I am trying to avoid reducing mod p and then having to calculate with some things like $(x^3+ax^2+bx+c)\cdot (x^3+dx^2+ex+f)$ and so on...
Thank you very much.
The problem becomes a lot simpler if you look at the field generated by a root of the polynomial. Let $\alpha^6 = 72$. Then $[{\mathbf Q}(\alpha):{\mathbf Q}] \leq 6$. Since $(\alpha^3/6)^2 = 2$ and $(\alpha^2/6)^3 = 1/3$, the field ${\mathbf Q}(\alpha)$ contains a square root of 2 and a cube root of 3. Thus $[{\mathbf Q}(\alpha):{\mathbf Q}]$ is divisible by 2 and by 3, hence by 6, so $[{\mathbf Q}(\alpha):{\mathbf Q}] = 6$, which is another way of saying the minimal polynomial of $\alpha$ over the rationals has degree 6. Therefore $x^6 - 72$ has to be the minimal polynomial of $\alpha$ over the rationals, so this polynomial is irreducible over $\mathbf Q$.
It is helpful but you can look at smaller primes as well.
Reduction modulo $5$ gives $$X^6 - 72 = (X^2 + 2)(X^2 + X + 2)(X^2 - X + 2).$$ Reduction modulo $7$ gives $$X^6 - 72 = (X^3 + 3)(X^3 - 3).$$
The reduction modulo $5$ implies that there is no factor of degree $3$, and the reduction modulo $7$ implies that there is no factor of degree $2$.
I had posted a more general question on Brilliant before, namely asking when is $p_n(x) = x^6 + n $ reducible over the integers (which is equivalent to reducible over the rationals as the content of the polynomial is 1.)
Suppose $p_n(x)=g(x)\cdot h(x),$ where $g$ and $h$ are not constants. The sum of the degrees of $g$ and $h$ is $6$, and the product of the leading coefficients is $1.$ Because all coefficients are integers, this means that the leading coefficients of $g$ and $h$ are either both $1$ or both $-1.$ In the latter case, we multiply both $g$ and $h$ by $-1$ so that the leading coefficients are $1$. Also, we can assume, without loss of generality, that $\deg(g)\geq \deg(h).$
The polynomial $p_n$ has $6$ complex roots, all with absolute value $\sqrt[6]{|n|}$. Suppose the degree of $h$ is $k$, which can be $1,2,$ or $3$. Then the absolute value of the free term of $h$ is the product of absolute values of $k$ roots, thus it is $|n|^{k/6}.$ If this is an integer, then $|n|$ must be either a perfect square (if $k=3$) or a perfect cube (if $k=2$) or a perfect 6th power (if $k=1$, though this is also a perfect cube). Moreover, if $k=3$, then $n$ cannot be positive, because every cubic polynomial has a real root, and $x^6+n>0$ for positive $n$.

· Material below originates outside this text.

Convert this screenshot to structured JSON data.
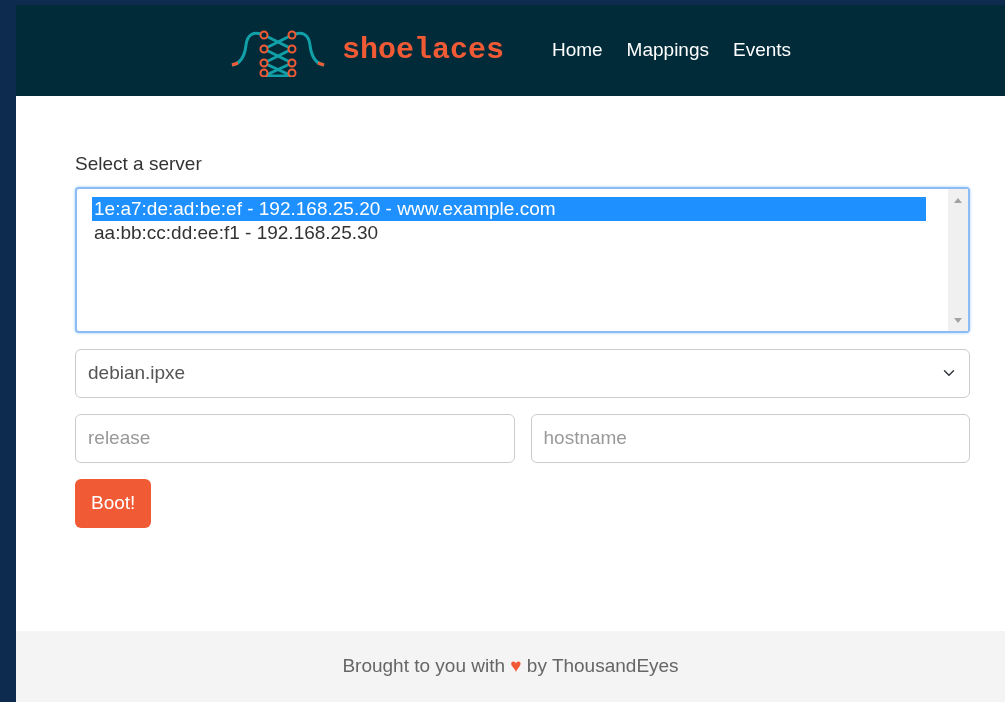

Hence $p_n(x)$ is reducible if and only if $n = -a^2 $ or $b^3$.
We can, after suitable substitution, use criterion given by Osada in Theorem 2.2.7 in Prasolov's great book Polynomials:
Let $f(x)=x^n+a_1x^{n-1}+\dots+a_{n-1}x\pm p$ be a polynomial with integer coefficients, where $p$ is a prime. If $p>1+|a_1|+\dots+|a_{n-1}|$, then $f$ is irreducible.
In this case we have $$f(x+1)=x^6+6x^5+15x^4+20x^3+15x^2+6x-71$$ which satisfies the criterion since $71$ is a prime and $71>1+6+15+20+5+6 =53$, hence the $f(x)$ is irreducible.

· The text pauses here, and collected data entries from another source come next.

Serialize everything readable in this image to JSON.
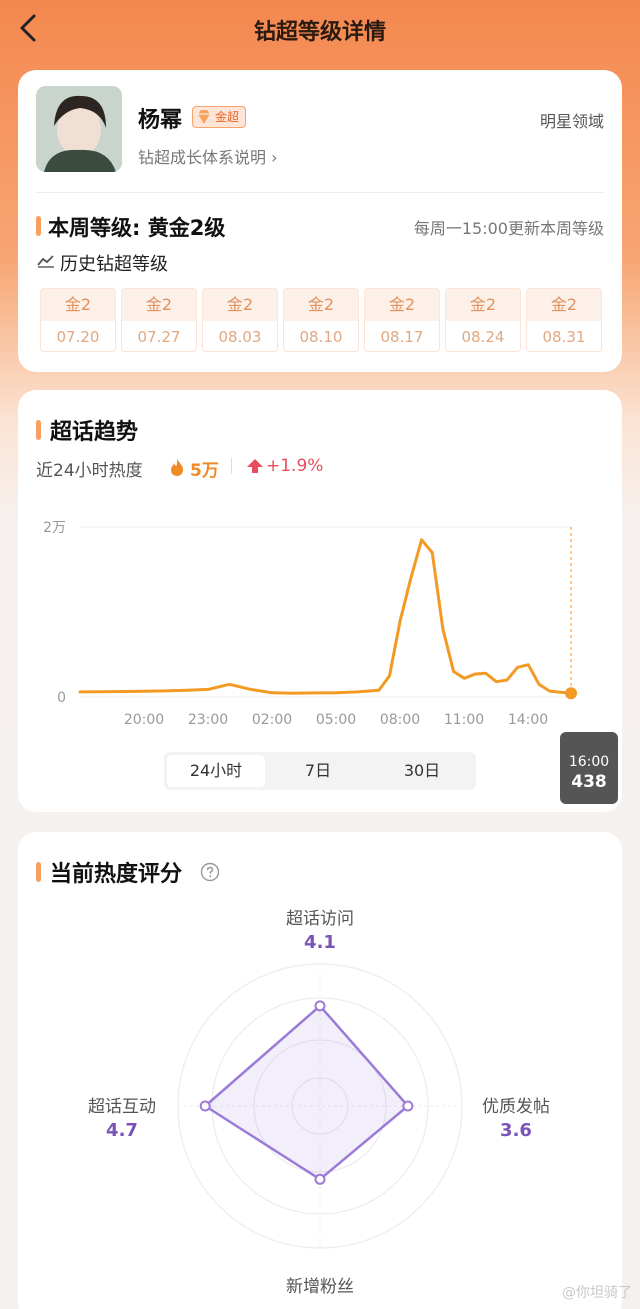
{
  "header": {
    "title": "钻超等级详情",
    "back_icon": "chevron-left-icon"
  },
  "profile": {
    "name": "杨幂",
    "badge": "金超",
    "growth_link": "钻超成长体系说明 ›",
    "domain": "明星领域"
  },
  "level": {
    "weekly_level": "本周等级: 黄金2级",
    "update_note": "每周一15:00更新本周等级",
    "history_title": "历史钻超等级",
    "history": [
      {
        "level": "金2",
        "date": "07.20"
      },
      {
        "level": "金2",
        "date": "07.27"
      },
      {
        "level": "金2",
        "date": "08.03"
      },
      {
        "level": "金2",
        "date": "08.10"
      },
      {
        "level": "金2",
        "date": "08.17"
      },
      {
        "level": "金2",
        "date": "08.24"
      },
      {
        "level": "金2",
        "date": "08.31"
      }
    ]
  },
  "trend": {
    "title": "超话趋势",
    "heat_label": "近24小时热度",
    "heat_value": "5万",
    "heat_change": "+1.9%",
    "tabs": [
      "24小时",
      "7日",
      "30日"
    ],
    "active_tab": "24小时",
    "tooltip": {
      "time": "16:00",
      "value": "438"
    }
  },
  "chart_data": {
    "type": "line",
    "x_ticks": [
      "20:00",
      "23:00",
      "02:00",
      "05:00",
      "08:00",
      "11:00",
      "14:00"
    ],
    "y_ticks": [
      "2万",
      "0"
    ],
    "ylim": [
      0,
      20000
    ],
    "series": [
      {
        "x": [
          17.0,
          18.0,
          19.0,
          20.0,
          21.0,
          22.0,
          23.0,
          24.0,
          25.0,
          26.0,
          27.0,
          28.0,
          29.0,
          30.0,
          31.0,
          31.5,
          32.0,
          32.5,
          33.0,
          33.5,
          34.0,
          34.5,
          35.0,
          35.5,
          36.0,
          36.5,
          37.0,
          37.5,
          38.0,
          38.5,
          39.0,
          39.5,
          40.0
        ],
        "y": [
          600,
          620,
          650,
          680,
          720,
          800,
          900,
          1500,
          900,
          500,
          450,
          480,
          500,
          600,
          800,
          2500,
          9000,
          14000,
          18500,
          17000,
          8000,
          3000,
          2200,
          2700,
          2800,
          1800,
          2000,
          3500,
          3800,
          1500,
          700,
          550,
          438
        ],
        "color": "#f39a24"
      }
    ],
    "grid": true
  },
  "score": {
    "title": "当前热度评分",
    "help_icon": "question-circle-icon"
  },
  "radar_data": {
    "type": "radar",
    "max": 5,
    "axes": [
      {
        "label": "超话访问",
        "value": 4.1
      },
      {
        "label": "优质发帖",
        "value": 3.6
      },
      {
        "label": "新增粉丝",
        "value": 3.0
      },
      {
        "label": "超话互动",
        "value": 4.7
      }
    ],
    "color": "#9b7ad8"
  },
  "watermark": "@你坦骑了",
  "colors": {
    "accent": "#f5a05e",
    "heat": "#f08a24",
    "up": "#e94d5c",
    "radar": "#7b52b8"
  }
}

Following Thomas Andrews' remark, we observe that $x^6-72=f(x)g(x)$ with $f,g\in\mathbb Z[x]$ implies that all coefficients of $f,g$ except the leading $1$ are multiples of $6$ because reduction modulo $2$ or $3$ must give us a factorization of $x^6$. Clearly, $x^6-72$ has no linear factor. For a quadratic factor, we make the ansatz $$ x^6-72=(x^4+6ax^3+6bx^2+6cx+6d)(x^2+6ex+6f)$$ and find $d+6(ce+bf)=0$ from the coefficient of $x^2$, so $d$ is a multiple of $6$ and $-72=6^3df$, contradiction. Remains the cubic case $$ x^6-72=(x^3+6ax^2+6bx+6c)(x^3+6dx^2+6ex+6f).$$ From the constant term, we get $cf=-2$, hence $c+f=\pm1$ (one of them is $\pm2$,the other $\mp1$). Then from the coefficient of $x^3$ we get $c+f+6(bd+ae)=0$, i.e. $c+f\equiv0\pmod 6$, contradiction.